Date of Award

6-1988

Degree Name

Doctor of Philosophy

Department

Psychology

First Advisor

Dr. Jack Michael

Second Advisor

Dr. Alan Poling

Third Advisor

Dr. Bradley Huitema

Abstract

Previous research has indicated that both absolute response rate and choice behavior differs under concurrent chains requiring different terminal-link responses, even when the reinforcement schedules are nominally identical. To date, no studies have investigated responding under concurrent chains with unequal schedules and different topographies arranged in the terminal links. Moreover, although the delay-reduction hypothesis has been widely tested using concurrent chains in which the same response topography is required in all links, the generality of the delay-reduction hypothesis in describing performance when different terminal-link topographies are required has yet to be examined. The present study was designed to address both of these issues.

Six pigeons responded under concurrent-chains schedules of food delivery. The initial links consisted of concurrent variable-interval 60 s schedules for all subjects. For three subjects, the required initial-link response topography was key pecking; for three others, the required initial-link topography was treadle pressing. Pecking was always required in the terminal link of one chain and treadling always required in the opposing terminal link. All subjects were exposed to five pairs of terminal-link variable-interval schedules over ten conditions. The pairs of variable-interval schedules employed were: 6 s vs. 54 s, 18 s vs. 42 s, 30 s vs. 30 s, 18 s vs. 42 s, and 54 s vs. 6 s.

Comparing data from nominally identical terminal-link schedules revealed that all subjects generally responded faster to the chain requiring terminal-link pecking than to the chain requiring terminal-link treadling. Regressing obtained choice proportions on their predicted values indicated that choice behavior was not well described by the delay-reduction hypothesis.

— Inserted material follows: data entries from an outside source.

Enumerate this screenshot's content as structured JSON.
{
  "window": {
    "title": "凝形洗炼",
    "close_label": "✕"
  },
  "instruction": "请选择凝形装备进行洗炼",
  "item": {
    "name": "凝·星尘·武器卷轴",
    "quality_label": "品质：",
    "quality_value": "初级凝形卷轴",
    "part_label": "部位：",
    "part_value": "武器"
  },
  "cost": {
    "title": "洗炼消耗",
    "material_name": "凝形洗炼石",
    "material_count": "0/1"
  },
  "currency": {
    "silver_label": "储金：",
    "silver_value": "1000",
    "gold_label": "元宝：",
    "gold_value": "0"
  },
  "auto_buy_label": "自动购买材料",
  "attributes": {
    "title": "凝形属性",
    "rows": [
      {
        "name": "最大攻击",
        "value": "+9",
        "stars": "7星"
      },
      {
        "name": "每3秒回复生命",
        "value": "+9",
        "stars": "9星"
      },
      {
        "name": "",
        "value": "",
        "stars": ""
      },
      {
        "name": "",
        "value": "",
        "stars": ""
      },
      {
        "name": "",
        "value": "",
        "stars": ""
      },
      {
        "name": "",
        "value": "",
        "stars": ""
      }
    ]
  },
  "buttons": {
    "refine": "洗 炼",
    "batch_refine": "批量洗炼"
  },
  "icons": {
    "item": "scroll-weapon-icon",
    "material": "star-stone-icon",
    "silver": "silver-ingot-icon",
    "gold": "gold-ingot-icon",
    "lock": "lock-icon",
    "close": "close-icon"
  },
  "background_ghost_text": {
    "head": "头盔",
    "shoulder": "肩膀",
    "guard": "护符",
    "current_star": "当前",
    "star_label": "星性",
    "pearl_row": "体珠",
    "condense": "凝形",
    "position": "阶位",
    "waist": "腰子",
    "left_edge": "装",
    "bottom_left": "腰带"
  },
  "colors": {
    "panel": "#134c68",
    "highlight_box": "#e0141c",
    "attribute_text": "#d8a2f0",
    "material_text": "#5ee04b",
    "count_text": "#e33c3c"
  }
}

Instead, a relative insensitivity to time to reinforcement and a strong bias towards the alternative correlated with terminal-link pecking were found. Differences between scheduled and obtained reinforcement schedules were found to be a major contributor to all of the present findings. Without exception, the time to reinforcement for chains requiring terminal-link pecking was shorter than that obtained for terminal-link treadling chains. Differences between the response forces associated with pecking and treadling were also identified as possible factors influencing choice but, because of methodological constraints, the effects of this factor were not empirically evaluated.